We abuse our stomachs with so much food this Saturday that I'm pretty sure if I didn't eat until December, I'd be just fine.
The dish? Oh my God. A box of macaroni. A whole brick of Velveeta cheese. Sixteen ounces of sour cream. Three tablespoons of butter. Oh my God. Salt. Milk. Oh my God.
Why? Didn't we have a box of lower-fat shells and cheese? Actually, yes we did. But his family called, and ... I guess it's Wasinger comfort food. Oh my God. It sticks to your mouth.
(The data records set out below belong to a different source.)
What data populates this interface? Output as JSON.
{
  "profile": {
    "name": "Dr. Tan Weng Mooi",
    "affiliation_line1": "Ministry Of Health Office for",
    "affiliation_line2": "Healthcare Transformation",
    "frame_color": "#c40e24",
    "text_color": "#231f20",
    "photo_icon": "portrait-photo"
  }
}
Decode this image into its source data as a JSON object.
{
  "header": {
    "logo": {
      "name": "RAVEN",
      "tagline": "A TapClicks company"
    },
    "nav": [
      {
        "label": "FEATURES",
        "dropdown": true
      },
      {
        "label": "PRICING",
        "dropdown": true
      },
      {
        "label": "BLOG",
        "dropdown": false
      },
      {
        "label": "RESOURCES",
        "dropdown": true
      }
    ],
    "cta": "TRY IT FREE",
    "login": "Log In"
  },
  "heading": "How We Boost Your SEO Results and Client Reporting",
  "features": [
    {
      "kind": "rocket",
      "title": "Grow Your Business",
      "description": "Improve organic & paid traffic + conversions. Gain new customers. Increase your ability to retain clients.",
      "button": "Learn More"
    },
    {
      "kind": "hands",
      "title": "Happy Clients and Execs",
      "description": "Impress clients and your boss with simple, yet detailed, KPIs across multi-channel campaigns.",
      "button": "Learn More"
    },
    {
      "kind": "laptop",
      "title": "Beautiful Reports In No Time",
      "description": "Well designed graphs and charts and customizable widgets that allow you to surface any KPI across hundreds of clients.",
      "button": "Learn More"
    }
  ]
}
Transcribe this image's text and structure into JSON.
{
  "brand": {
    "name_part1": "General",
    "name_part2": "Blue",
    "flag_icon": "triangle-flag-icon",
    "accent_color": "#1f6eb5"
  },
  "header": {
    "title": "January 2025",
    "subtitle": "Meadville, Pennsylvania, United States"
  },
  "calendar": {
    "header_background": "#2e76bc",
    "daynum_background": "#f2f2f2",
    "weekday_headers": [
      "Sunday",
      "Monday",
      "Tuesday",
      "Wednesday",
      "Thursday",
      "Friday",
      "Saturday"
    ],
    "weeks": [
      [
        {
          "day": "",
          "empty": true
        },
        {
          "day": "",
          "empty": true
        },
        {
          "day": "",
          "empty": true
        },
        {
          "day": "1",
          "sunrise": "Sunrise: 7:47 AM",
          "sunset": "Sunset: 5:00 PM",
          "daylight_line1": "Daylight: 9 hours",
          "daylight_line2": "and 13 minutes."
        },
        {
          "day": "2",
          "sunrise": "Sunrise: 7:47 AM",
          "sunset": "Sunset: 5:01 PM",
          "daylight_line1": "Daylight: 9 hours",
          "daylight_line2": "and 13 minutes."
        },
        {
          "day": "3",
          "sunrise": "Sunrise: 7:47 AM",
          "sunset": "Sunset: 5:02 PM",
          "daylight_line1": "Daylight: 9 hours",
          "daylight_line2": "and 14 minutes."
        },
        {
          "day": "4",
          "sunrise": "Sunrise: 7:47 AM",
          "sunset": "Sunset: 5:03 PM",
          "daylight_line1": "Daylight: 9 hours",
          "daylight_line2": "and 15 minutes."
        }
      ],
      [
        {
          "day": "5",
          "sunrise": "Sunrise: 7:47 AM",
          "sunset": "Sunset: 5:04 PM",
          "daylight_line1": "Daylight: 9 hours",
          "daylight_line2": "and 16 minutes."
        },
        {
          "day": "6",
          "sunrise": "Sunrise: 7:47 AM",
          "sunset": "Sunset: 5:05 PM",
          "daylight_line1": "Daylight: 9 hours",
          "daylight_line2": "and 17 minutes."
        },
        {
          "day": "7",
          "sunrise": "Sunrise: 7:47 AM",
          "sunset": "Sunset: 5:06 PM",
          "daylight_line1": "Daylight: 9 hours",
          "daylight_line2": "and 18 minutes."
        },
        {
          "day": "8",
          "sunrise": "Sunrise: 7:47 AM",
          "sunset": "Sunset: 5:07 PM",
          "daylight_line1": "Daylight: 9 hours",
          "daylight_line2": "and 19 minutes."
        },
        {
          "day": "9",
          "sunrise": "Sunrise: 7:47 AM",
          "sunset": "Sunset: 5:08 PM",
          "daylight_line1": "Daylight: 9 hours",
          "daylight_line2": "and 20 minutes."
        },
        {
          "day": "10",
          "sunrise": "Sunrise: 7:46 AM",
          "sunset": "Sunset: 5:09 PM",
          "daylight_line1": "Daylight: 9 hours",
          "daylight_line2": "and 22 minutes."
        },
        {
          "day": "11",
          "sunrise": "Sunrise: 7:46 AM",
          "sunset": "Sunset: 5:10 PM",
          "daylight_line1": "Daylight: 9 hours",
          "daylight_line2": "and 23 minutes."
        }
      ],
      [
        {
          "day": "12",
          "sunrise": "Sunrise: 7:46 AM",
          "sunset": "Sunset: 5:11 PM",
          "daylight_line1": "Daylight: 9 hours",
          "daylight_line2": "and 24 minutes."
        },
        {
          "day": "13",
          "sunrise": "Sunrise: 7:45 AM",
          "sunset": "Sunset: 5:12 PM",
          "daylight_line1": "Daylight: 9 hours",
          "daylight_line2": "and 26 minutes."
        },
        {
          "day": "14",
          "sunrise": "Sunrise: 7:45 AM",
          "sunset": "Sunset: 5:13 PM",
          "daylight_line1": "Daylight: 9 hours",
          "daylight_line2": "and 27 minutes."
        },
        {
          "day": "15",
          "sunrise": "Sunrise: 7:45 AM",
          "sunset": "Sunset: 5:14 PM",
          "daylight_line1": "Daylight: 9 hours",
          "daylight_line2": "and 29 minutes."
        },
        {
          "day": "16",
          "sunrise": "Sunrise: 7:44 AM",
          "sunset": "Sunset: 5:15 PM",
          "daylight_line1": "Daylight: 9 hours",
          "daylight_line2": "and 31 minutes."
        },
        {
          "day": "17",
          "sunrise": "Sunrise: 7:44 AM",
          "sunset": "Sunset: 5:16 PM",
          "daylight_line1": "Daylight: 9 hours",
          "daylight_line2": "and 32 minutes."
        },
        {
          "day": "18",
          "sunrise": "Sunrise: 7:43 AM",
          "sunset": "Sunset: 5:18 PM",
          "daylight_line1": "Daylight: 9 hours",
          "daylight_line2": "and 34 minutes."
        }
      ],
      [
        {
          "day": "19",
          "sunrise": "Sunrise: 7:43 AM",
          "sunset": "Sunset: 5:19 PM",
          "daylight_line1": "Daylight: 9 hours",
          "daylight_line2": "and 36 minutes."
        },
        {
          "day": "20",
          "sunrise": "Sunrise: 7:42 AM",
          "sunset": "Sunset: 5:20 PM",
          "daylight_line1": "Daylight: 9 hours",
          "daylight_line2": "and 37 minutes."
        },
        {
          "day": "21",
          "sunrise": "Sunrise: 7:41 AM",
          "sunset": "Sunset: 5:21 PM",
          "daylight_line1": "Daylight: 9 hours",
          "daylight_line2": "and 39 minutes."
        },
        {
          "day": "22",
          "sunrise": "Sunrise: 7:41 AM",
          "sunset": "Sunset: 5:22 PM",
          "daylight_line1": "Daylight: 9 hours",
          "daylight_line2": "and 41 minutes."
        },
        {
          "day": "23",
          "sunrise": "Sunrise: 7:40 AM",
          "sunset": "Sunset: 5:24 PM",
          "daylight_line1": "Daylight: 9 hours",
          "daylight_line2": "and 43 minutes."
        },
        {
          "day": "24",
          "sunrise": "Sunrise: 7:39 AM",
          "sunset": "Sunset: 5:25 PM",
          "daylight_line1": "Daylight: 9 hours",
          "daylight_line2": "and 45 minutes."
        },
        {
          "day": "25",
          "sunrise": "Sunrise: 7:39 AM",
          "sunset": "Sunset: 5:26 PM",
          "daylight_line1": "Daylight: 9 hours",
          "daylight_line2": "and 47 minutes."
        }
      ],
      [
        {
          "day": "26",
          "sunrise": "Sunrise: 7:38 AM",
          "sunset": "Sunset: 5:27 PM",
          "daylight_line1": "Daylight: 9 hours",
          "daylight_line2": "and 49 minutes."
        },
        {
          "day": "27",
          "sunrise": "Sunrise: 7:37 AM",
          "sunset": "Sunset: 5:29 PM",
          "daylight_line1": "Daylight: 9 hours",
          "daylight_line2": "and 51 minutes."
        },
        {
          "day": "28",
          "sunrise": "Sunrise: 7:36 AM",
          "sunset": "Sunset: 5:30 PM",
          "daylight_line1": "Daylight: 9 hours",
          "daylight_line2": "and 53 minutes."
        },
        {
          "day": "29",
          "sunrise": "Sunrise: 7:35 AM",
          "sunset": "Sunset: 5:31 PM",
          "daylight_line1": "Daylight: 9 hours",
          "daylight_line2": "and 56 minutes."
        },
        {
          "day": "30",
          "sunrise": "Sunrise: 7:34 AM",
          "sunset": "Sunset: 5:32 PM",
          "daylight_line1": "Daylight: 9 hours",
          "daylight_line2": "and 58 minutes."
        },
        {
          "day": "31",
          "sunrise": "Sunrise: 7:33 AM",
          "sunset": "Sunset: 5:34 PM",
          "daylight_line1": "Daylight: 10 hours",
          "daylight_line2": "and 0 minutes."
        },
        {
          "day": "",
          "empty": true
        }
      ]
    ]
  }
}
The worst part is, we'd hung up a sheet on the fridge from a magazine just that morning. It was one of those newlywed magazines you get when you sign up for the bridal registry at Bed Bath & Beyond (The Nest? I don't remember). The premise was, we'd use this worksheet for losing or maintaining your weight. Dave and I are doing neither currently, so we figured now would be a good time to, you know, get off the couch.
Only I guess we thought "get off the couch" meant "go to the kitchen and make something with 47,000 calories." Oh my God. The guilt. And I was raised Catholic. I know guilt.
---
Coincidentally, you may be wondering what kind of person takes photos of food? Well, my brother does. Last summer, he took out his cell phone and said "Oohh, these were good wings. Look. And this barbecue, that was good too." Seriously. I only have one photo, so I'm clearly not that far gone.
2 comments:
That does look quite tasty.
I nearly ate an entire box of Target's Market Pantry Spiral Mac & Cheese for dinner last night.